I’m still under the table when I hear the Pathologist’s voice on the speakers, telling me I’m wanted in Dr. Bek’s office. By now I know he might not even be a real pathologist, that he is only a voice, a stupid human voice, and in the Dining Hall I have a premonition that this is the last time the Hospital will give me an order that I follow.

 

*

 

In Dr. Bek’s office, there is something different about the Troll Wall poster: it has a little tear, right above gray cliffs, like someone has been jabbing the fog with a pencil. During our meeting, his computer keeps chirping and I keep thinking of birds. I tell him what I want and that my terms are not negotiable.

 

*

 

In the library, as I wait for news of Louis, I start a letter to my mother. I want to tell her about my life. I do not go in order. Instead I begin with the bus ride to the Hospital, the desolate view from the windows and the blond man sitting next to me. In Ohio, we passed a miniature golf course, dinosaur-themed. An orange plaster T. rex loomed over the abandoned green. “He used to be at the top of the food chain,” Louis said. Those were the first words he spoke to me.

 

“What’s that?” Rick asks from the library doorway. He’s been in the Hospital for weeks, but still looks like he’s just wandered out of the woods.

 

“A story,” I tell him.

 

I think he’s going to leave, but instead he comes into the library. He stands in a corner for a moment and I remember Curtis’s stories and start to get nervous, start to anticipate a foul smell.

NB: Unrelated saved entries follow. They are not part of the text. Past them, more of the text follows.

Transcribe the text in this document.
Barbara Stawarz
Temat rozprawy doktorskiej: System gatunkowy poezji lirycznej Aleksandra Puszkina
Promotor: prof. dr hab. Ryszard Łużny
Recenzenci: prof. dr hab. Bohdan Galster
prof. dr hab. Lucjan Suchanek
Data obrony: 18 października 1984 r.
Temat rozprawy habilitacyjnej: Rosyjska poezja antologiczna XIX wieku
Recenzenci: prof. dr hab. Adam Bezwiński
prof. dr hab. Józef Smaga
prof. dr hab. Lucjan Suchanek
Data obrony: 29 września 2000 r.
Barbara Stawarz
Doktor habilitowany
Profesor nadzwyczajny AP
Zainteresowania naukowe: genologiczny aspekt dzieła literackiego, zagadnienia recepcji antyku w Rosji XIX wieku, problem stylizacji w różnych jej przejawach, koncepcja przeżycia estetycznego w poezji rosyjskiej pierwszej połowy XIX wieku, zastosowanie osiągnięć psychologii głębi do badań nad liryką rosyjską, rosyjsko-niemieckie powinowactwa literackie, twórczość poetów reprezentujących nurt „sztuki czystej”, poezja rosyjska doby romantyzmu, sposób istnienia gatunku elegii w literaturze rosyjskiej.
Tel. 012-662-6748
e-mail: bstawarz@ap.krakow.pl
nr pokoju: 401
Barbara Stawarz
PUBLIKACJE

He takes an encyclopedia from a shelf and pages through it.

 

“There are a lot of stories around here,” he says.

 

I’m sitting on the floor, working with sheets of construction paper and a black crayon. The dark wax keeps smudging and the letter looks more like a ransom note or a deranged love letter than the story I want to tell. I don’t have the right materials. I’m learning that in some ways life is all about having the right materials at the right time.

 

Three pages in, I stop and rip up the sheets.

 

“Tell me more about what it’s like out there,” I say to Rick. I tell him that I want to know what he saw, if he was afraid.

 

Rick sits next to me on the olive-colored rug and tells a story about where he grew up, which was not Oregon, but a town in Ohio, in the Mahoning Valley. For many years, his family worked in the steel mills on the river. As a child, he only knew the sky to be an ocean of gray smog. By the time he was a teenager, the mills had all closed and he learned that sky came in all kinds of colors. Without the mills, there was no money. The town’s population started shrinking. Rick went out to Oregon, leaving behind thousands of empty buildings and abandoned mills lining the river like rusting ghosts.

 

“This town became sick,” he tells me, turning over his palms. Brown scabs have stitched together the cuts on his hands. “Now that disease has spread and spread, so instead of only some places looking sick, many places look sick. That’s what it’s like.”

 

“Tell me more about the Laws of the Road,” I say next.